第8話 獣王

 佑吾たちが獣王国――正確にはその王都レオニール――に到着した頃、その大通りを一台の馬車が進んでいた。

 その馬車は、一般の市民が使うような素朴なものではなかった。

 至る所に豪奢な装飾が施されており、見た目からは分からないが犯罪者の襲撃に備えて防御の魔法まで埋め込まれていた。

 しかし、何よりも目を引くのは、その扉に獣王国の国旗の紋章――獅子の横顔を象った紋章――と同じものが刻まれていることだろう。

 それが意味するところは、この馬車は獣王国の王家が所有する馬車だということだ。


 その馬車の中では、二人の獣人の男が向かい合って座っていた。

 一人は、青色の短めの髪にナイフのような鋭い目つきをした、剣呑な雰囲気を漂わせている虎人とらびとだった。

 青い髪の隙間からは猫のような耳がピンと立っており、その鋭い目つきと相まって、まるで獣がそのまま人の形になったかのような男だった。

 男は兵士が身につけるような軍服に身を包み、腰には革の剣帯が身につけられていた。その剣帯に提げるべき剣は、座るときに邪魔なため椅子へと立てかけられていた。


 もう一人の獣人は、金色の長い髪を無造作に流した眉目秀麗な男だった。

 男は獅子人ししびとと呼ばれる獣人で、金の髪の隙間から丸っこい獣耳がのぞいていた。

 獅子人ししびとは多くの獣人種がいるこの獣王国の中でも、王家に連なる者しか存在しない珍しい種族であり、今はこの男以外の獅子人ししびとは居ない。

 すなわち、この男こそ獣王国を治める獣王その人であった。


 「ガレル様、此度こたびの使者との会談、誠にお疲れ様でございました」


 青髪の虎人とらびとが、向かいに座る獣王――ガレルにそう労りの言葉をかけた。

 ガレルは腕を組んで、面倒くさそうにため息を吐いた。


 「まさか隣国のリートベルタでも、あのカルトどもが事件を起こすとはな……」

 「正神教団の連中ですね……我が国では目立った事件は起こされていませんが、彼らの存在自体は確認されています」

 「全く頭が痛いな……レオルド、奴らへの警戒度を上げろ。我が国でリートベルタのような事件が起こされてはかなわん」


 ガレルが青髪の虎人とらびと――自分の右腕たるレオルドにそう命令した。


 「はっ。しかし今回のリートベルタの事件は、事前に聞いていたものよりも規模が大きかったようですね」

 「ああ、街一つが滅びそうだったとは聞いていたが、それが商業都市であるヴィーデとは思いもよらなんだ」


 小さな街や村であれば、大規模な盗賊団または魔物の群れに襲われた時に滅んでしまうことが稀にある。

 しかし、ヴィーデはリートベルタ公国最大の交易都市だ。

 都市の規模はここ王都レオニールにも引けを取らず、人口だけ見れば負けてさえいる。

 そんな都市が滅びかけたというのだから、事件の規模は推して知るべしと言えた。


 「しかし、公国も運が良かったですね。

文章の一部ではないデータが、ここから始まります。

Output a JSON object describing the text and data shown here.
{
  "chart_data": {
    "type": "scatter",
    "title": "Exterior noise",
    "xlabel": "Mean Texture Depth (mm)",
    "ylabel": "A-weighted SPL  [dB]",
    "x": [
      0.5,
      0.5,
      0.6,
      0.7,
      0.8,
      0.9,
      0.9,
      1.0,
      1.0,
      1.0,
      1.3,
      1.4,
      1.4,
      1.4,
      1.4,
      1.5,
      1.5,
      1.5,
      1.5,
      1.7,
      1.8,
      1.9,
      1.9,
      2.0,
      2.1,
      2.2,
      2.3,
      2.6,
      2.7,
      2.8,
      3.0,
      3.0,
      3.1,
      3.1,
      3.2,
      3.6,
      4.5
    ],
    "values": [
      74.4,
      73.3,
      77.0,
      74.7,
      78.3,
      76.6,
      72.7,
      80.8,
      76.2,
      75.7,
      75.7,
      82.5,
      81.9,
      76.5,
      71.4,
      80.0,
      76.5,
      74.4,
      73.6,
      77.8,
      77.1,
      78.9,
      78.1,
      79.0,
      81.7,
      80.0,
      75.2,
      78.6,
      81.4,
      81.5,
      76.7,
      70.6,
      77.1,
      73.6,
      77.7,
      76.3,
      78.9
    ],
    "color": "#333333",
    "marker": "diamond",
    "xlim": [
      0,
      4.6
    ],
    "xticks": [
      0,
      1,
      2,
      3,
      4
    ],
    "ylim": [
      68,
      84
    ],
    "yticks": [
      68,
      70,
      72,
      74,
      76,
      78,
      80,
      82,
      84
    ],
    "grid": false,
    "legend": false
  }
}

まさか通りすがりの旅人が事件を終息させてくれるとは」

 「はっ、最初そう聞いたときは何の冗談かと思ったがな」


 ガレルは、愉快だと言わんばかりにそう吐き捨てた。

 一通り話が一段落すると、従者のレオルドが何かを言いたそうにしているが、言いづらいのかガレルへと視線で訴えて、ガレルから話を振ってほしそうにしていた。

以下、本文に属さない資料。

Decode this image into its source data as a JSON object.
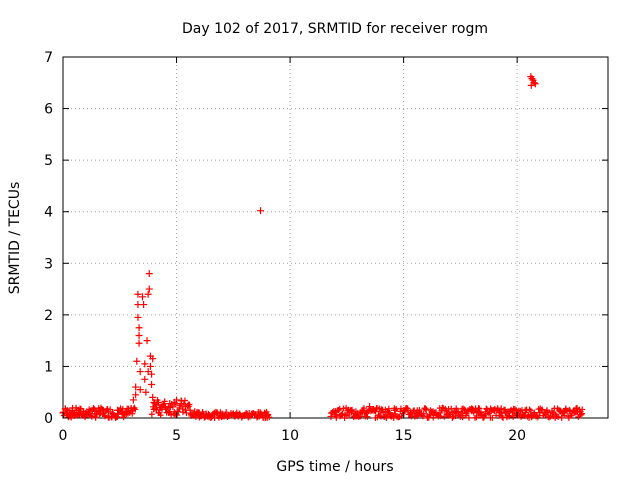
{
  "chart_data": {
    "type": "scatter",
    "title": "Day 102 of 2017, SRMTID for receiver rogm",
    "xlabel": "GPS time / hours",
    "ylabel": "SRMTID / TECUs",
    "xlim": [
      0,
      24
    ],
    "ylim": [
      0,
      7
    ],
    "xticks": [
      0,
      5,
      10,
      15,
      20
    ],
    "yticks": [
      0,
      1,
      2,
      3,
      4,
      5,
      6,
      7
    ],
    "grid": true,
    "marker": "+",
    "color": "#ff0000",
    "series": [
      {
        "name": "SRMTID",
        "points": [
          [
            0.0,
            0.1
          ],
          [
            0.1,
            0.18
          ],
          [
            0.2,
            0.08
          ],
          [
            0.3,
            0.14
          ],
          [
            0.4,
            0.12
          ],
          [
            0.5,
            0.07
          ],
          [
            0.6,
            0.15
          ],
          [
            0.7,
            0.1
          ],
          [
            0.8,
            0.06
          ],
          [
            0.9,
            0.12
          ],
          [
            1.0,
            0.09
          ],
          [
            1.2,
            0.13
          ],
          [
            1.4,
            0.08
          ],
          [
            1.6,
            0.14
          ],
          [
            1.8,
            0.1
          ],
          [
            2.0,
            0.12
          ],
          [
            2.2,
            0.08
          ],
          [
            2.4,
            0.15
          ],
          [
            2.6,
            0.1
          ],
          [
            2.8,
            0.13
          ],
          [
            3.0,
            0.18
          ],
          [
            3.1,
            0.35
          ],
          [
            3.2,
            0.6
          ],
          [
            3.2,
            0.45
          ],
          [
            3.25,
            1.1
          ],
          [
            3.3,
            2.4
          ],
          [
            3.3,
            2.2
          ],
          [
            3.3,
            1.95
          ],
          [
            3.35,
            1.75
          ],
          [
            3.35,
            1.6
          ],
          [
            3.35,
            1.45
          ],
          [
            3.4,
            0.9
          ],
          [
            3.4,
            0.55
          ],
          [
            3.5,
            2.35
          ],
          [
            3.55,
            2.2
          ],
          [
            3.6,
            1.05
          ],
          [
            3.6,
            0.75
          ],
          [
            3.65,
            0.5
          ],
          [
            3.7,
            1.5
          ],
          [
            3.75,
            2.4
          ],
          [
            3.75,
            0.9
          ],
          [
            3.8,
            2.8
          ],
          [
            3.8,
            2.5
          ],
          [
            3.85,
            1.2
          ],
          [
            3.85,
            1.0
          ],
          [
            3.9,
            0.85
          ],
          [
            3.9,
            0.65
          ],
          [
            3.95,
            0.4
          ],
          [
            3.95,
            1.15
          ],
          [
            4.0,
            0.3
          ],
          [
            4.1,
            0.25
          ],
          [
            4.2,
            0.3
          ],
          [
            4.3,
            0.2
          ],
          [
            4.5,
            0.22
          ],
          [
            4.7,
            0.28
          ],
          [
            4.9,
            0.3
          ],
          [
            5.0,
            0.35
          ],
          [
            5.2,
            0.28
          ],
          [
            5.4,
            0.22
          ],
          [
            5.6,
            0.15
          ],
          [
            5.8,
            0.12
          ],
          [
            6.0,
            0.1
          ],
          [
            6.3,
            0.08
          ],
          [
            6.6,
            0.07
          ],
          [
            7.0,
            0.06
          ],
          [
            7.3,
            0.05
          ],
          [
            7.6,
            0.06
          ],
          [
            8.0,
            0.05
          ],
          [
            8.3,
            0.07
          ],
          [
            8.6,
            0.06
          ],
          [
            8.9,
            0.08
          ],
          [
            9.0,
            0.05
          ],
          [
            8.7,
            4.02
          ],
          [
            11.8,
            0.03
          ],
          [
            12.0,
            0.06
          ],
          [
            12.3,
            0.08
          ],
          [
            12.6,
            0.1
          ],
          [
            12.9,
            0.12
          ],
          [
            13.2,
            0.15
          ],
          [
            13.5,
            0.22
          ],
          [
            13.8,
            0.18
          ],
          [
            14.0,
            0.12
          ],
          [
            14.3,
            0.1
          ],
          [
            14.6,
            0.15
          ],
          [
            15.0,
            0.12
          ],
          [
            15.3,
            0.1
          ],
          [
            15.6,
            0.14
          ],
          [
            16.0,
            0.16
          ],
          [
            16.3,
            0.12
          ],
          [
            16.6,
            0.1
          ],
          [
            17.0,
            0.08
          ],
          [
            17.3,
            0.12
          ],
          [
            17.6,
            0.1
          ],
          [
            18.0,
            0.14
          ],
          [
            18.3,
            0.1
          ],
          [
            18.6,
            0.12
          ],
          [
            19.0,
            0.15
          ],
          [
            19.3,
            0.18
          ],
          [
            19.6,
            0.12
          ],
          [
            20.0,
            0.08
          ],
          [
            20.3,
            0.05
          ],
          [
            20.6,
            0.07
          ],
          [
            21.0,
            0.1
          ],
          [
            21.3,
            0.12
          ],
          [
            21.6,
            0.08
          ],
          [
            22.0,
            0.1
          ],
          [
            22.3,
            0.15
          ],
          [
            22.6,
            0.12
          ],
          [
            22.8,
            0.06
          ],
          [
            20.6,
            6.62
          ],
          [
            20.65,
            6.58
          ],
          [
            20.7,
            6.55
          ],
          [
            20.75,
            6.5
          ],
          [
            20.8,
            6.48
          ],
          [
            20.62,
            6.45
          ]
        ]
      }
    ],
    "dense_bands": [
      {
        "x_start": 0.0,
        "x_end": 3.2,
        "y_low": 0.0,
        "y_high": 0.2
      },
      {
        "x_start": 3.9,
        "x_end": 5.6,
        "y_low": 0.05,
        "y_high": 0.35
      },
      {
        "x_start": 5.6,
        "x_end": 9.1,
        "y_low": 0.0,
        "y_high": 0.12
      },
      {
        "x_start": 11.8,
        "x_end": 22.9,
        "y_low": 0.0,
        "y_high": 0.2
      }
    ]
  }
}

 しかし、ガレルはそれに努めて気づかない振りをしていた。レオルドが話したい内容に予想がつき、かつ聞きたくない内容だからだ。

 レオルドはガレルが自分のことをわざと無視している事を悟ると、意を決して自分から話し始めた。


 「……ガレル様、公国で起きた事件がここ王都でも起きないとは限りません」

 「そうだな、それで? お前は何が言いたい」


 レオルドの次の言葉が分かっているガレルは、うざったそうに先の言葉を促した。


 「……できれば早く王妃を娶り、世継ぎを作っていだたければと」

 「またその話か……」


 予想が的中したガレルは、うんざりしたような表情を浮かべた。

 うんざりしている理由は、レオルドのこの話がガレルが数年前に王位を継いでから繰り返しされているからだ。




 ガレルは、自身の結婚に難色を示していた。

 その理由は二つある。

 一つ目は、結婚を目的に自分の周りに集まる女性に辟易としているからだ。

 ガレルは幼少の頃から、女の子に人気があった。

 王子という立場に加えて、整った容姿を持ち、文武ともに大人顔負けの能力を有していたからだ。

 しかし、当のガレルはというと、自分と積極的に仲良くなろうとしてくる女の子たちの事を毛嫌いしていた。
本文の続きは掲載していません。